KEY POINTS
- Federal Government allocates N28 billion for prepaid meter rollout under new scheme.
- DisCos mandated to install meters for top-tier customers by December 2025.
- New fund aims to close Nigeria’s seven-million-meter gap and restore market confidence.
Nigeria’s Federal Government has approved the release of N28 billion for electricity distribution companies (DisCos) to procure and install prepaid meters across the country, in a renewed effort to address chronic metering gaps and billing disputes that have long plagued the power sector.
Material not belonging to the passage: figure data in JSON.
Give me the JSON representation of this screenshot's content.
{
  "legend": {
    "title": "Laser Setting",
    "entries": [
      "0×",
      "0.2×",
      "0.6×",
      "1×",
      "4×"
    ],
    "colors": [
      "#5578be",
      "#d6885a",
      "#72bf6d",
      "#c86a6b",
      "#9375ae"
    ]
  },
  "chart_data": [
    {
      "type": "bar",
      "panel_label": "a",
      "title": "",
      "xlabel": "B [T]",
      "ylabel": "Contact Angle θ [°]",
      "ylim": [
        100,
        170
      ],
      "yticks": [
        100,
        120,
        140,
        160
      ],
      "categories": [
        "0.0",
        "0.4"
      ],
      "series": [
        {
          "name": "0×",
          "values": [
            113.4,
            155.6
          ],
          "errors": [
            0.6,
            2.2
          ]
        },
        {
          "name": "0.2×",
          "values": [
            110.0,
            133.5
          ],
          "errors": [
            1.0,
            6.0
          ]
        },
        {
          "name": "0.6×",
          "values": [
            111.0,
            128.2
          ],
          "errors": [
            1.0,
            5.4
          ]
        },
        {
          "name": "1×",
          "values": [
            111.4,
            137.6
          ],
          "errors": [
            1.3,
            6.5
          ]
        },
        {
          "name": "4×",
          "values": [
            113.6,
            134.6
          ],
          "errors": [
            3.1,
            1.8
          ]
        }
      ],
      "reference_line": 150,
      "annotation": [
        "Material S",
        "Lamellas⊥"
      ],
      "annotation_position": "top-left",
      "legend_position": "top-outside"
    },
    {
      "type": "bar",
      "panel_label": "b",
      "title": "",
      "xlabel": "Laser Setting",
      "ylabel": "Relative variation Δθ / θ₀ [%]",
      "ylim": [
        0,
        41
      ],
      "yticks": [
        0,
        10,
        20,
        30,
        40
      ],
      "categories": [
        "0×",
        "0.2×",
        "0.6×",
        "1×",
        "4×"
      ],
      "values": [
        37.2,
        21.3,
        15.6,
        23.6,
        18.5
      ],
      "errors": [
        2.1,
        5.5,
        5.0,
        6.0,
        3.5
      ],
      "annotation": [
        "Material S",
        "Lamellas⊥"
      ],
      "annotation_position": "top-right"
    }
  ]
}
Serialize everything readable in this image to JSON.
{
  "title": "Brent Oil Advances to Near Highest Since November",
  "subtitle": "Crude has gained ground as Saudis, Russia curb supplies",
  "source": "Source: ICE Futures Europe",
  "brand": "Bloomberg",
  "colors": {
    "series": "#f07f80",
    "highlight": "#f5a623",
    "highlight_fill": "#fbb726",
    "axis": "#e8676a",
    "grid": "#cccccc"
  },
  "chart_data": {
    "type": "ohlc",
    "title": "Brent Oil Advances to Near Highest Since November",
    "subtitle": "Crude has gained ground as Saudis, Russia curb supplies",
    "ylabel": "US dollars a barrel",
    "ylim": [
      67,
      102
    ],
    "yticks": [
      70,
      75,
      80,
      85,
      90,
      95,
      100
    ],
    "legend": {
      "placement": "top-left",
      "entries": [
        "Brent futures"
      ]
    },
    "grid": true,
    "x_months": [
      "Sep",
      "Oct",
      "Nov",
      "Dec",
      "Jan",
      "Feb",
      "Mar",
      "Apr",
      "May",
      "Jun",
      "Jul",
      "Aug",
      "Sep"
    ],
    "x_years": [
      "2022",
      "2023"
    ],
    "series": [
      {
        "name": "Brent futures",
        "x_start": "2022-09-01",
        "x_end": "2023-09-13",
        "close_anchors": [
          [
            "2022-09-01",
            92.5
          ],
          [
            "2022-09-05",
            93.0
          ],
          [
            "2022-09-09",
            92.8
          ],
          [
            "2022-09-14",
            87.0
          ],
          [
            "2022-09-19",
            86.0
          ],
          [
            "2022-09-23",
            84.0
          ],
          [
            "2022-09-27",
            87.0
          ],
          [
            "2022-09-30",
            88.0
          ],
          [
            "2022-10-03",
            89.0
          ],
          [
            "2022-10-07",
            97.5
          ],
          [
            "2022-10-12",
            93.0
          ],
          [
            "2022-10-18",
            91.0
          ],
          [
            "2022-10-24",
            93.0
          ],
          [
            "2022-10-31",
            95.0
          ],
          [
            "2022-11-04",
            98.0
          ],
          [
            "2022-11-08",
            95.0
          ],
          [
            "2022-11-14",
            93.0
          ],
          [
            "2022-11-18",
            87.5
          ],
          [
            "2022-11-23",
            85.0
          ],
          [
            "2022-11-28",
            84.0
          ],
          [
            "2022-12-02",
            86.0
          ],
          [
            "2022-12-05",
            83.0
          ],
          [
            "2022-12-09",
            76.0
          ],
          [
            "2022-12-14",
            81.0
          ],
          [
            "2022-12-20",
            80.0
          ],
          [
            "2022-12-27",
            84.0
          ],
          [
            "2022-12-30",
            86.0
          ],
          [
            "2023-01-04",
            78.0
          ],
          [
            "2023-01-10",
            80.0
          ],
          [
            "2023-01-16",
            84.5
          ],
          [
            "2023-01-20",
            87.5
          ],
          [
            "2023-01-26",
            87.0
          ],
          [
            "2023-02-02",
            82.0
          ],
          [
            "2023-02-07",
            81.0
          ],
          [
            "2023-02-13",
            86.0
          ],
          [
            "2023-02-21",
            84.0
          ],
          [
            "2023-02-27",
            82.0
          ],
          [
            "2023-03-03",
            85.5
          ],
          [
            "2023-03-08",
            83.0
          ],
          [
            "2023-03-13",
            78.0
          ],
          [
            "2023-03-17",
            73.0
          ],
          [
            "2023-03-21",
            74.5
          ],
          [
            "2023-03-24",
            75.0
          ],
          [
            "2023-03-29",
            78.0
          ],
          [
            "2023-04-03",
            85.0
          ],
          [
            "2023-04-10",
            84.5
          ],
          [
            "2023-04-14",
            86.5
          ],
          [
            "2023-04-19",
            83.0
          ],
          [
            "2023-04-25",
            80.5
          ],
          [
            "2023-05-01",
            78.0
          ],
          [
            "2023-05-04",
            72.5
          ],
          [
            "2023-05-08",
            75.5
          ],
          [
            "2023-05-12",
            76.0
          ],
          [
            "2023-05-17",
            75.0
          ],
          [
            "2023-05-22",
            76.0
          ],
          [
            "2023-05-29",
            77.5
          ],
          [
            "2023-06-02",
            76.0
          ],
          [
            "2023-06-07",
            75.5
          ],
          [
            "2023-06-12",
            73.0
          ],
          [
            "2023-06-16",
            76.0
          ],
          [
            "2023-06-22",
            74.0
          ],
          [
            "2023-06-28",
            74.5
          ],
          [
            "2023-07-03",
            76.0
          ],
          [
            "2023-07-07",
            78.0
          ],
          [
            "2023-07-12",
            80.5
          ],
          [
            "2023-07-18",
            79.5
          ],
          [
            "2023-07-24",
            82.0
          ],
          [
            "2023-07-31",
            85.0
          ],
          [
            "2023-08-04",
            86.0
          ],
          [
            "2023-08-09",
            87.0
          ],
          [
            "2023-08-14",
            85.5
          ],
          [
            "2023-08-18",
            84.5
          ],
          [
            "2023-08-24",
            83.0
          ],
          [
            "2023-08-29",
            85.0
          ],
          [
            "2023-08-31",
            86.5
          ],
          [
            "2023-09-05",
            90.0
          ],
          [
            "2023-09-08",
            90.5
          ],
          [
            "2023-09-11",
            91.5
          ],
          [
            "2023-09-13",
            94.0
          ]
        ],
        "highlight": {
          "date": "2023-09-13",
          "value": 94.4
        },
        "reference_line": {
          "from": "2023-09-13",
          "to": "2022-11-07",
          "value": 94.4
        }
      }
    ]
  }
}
The funds, issued through the Nigerian Electricity Regulatory Commission, NERC, form part of the Meter Acquisition Fund (MAF) Tranche B scheme. According to the regulator’s latest Order No: NERC/2025/107, the scheme provides a market-driven financing structure to accelerate meter deployment for unmetered customers at no cost, while ensuring a sustainable revenue model for DisCos.
The Commission explained that the move seeks to improve Nigeria’s poor metering coverage, which has contributed to widespread energy theft, weak revenue collection, and the accumulation of debt across the electricity value chain.
Government Targets 2025 Completion for Meter Rollout
Under the new framework, the N28 billion allocation will be distributed to DisCos based on their market collection shares as of July 2025. Each company must use its share to install meters for Band A and Band B customers categories representing premium and mid-level power consumers, before the year’s end.
NERC has given DisCos 10 days from the order’s effective date of October 6, 2025, to conduct transparent procurement exercises and select Meter Asset Providers (MAPs) with verifiable stocks ready for immediate deployment. These selections must then be submitted within 15 days for the regulator’s “No-Objection” clearance.
To support Nigeria’s manufacturing sector, NERC also introduced a mandatory 30% local content requirement for all participating MAPs, insisting that partnerships be established with domestic meter assemblers or producers.
DisCos will receive 60% of contract payments after verified delivery of meters, while the remaining 40% will be released only upon successful installation. Any DisCo found to have caused delays due to poor network readiness or inaccurate customer data will face penalties equivalent to the cost of the uninstalled meters. All installations under this funding phase must be completed by December 31, 2025.
Nigeria’s metering gap, estimated at over seven million customers, remains one of the largest in Africa. The shortfall has deepened the sector’s liquidity problems, widened billing controversies, and eroded consumer trust in the electricity system.
Previous efforts to fix the issue, including the Meter Asset Provider (MAP) programme introduced in 2018 and the Central Bank-backed National Mass Metering Programme (NMMP), achieved only limited results due to poor implementation and weak financing models.
Unlike earlier interventions, the Meter Acquisition Fund relies on DisCos’ revenue-backed contributions rather than government or CBN grants. NERC hopes the structure will create a self-sustaining financing mechanism that can gradually close the metering deficit while boosting investor confidence in the power market.
According to the Commission’s second-quarter report for 2025, DisCos installed a total of 225,631 meters—an increase of 20.5% from the first quarter. Of these, 147,823 were deployed through the MAP framework, 65,315 under the MAF scheme, and the remainder through vendor-financed and DisCo-funded arrangements.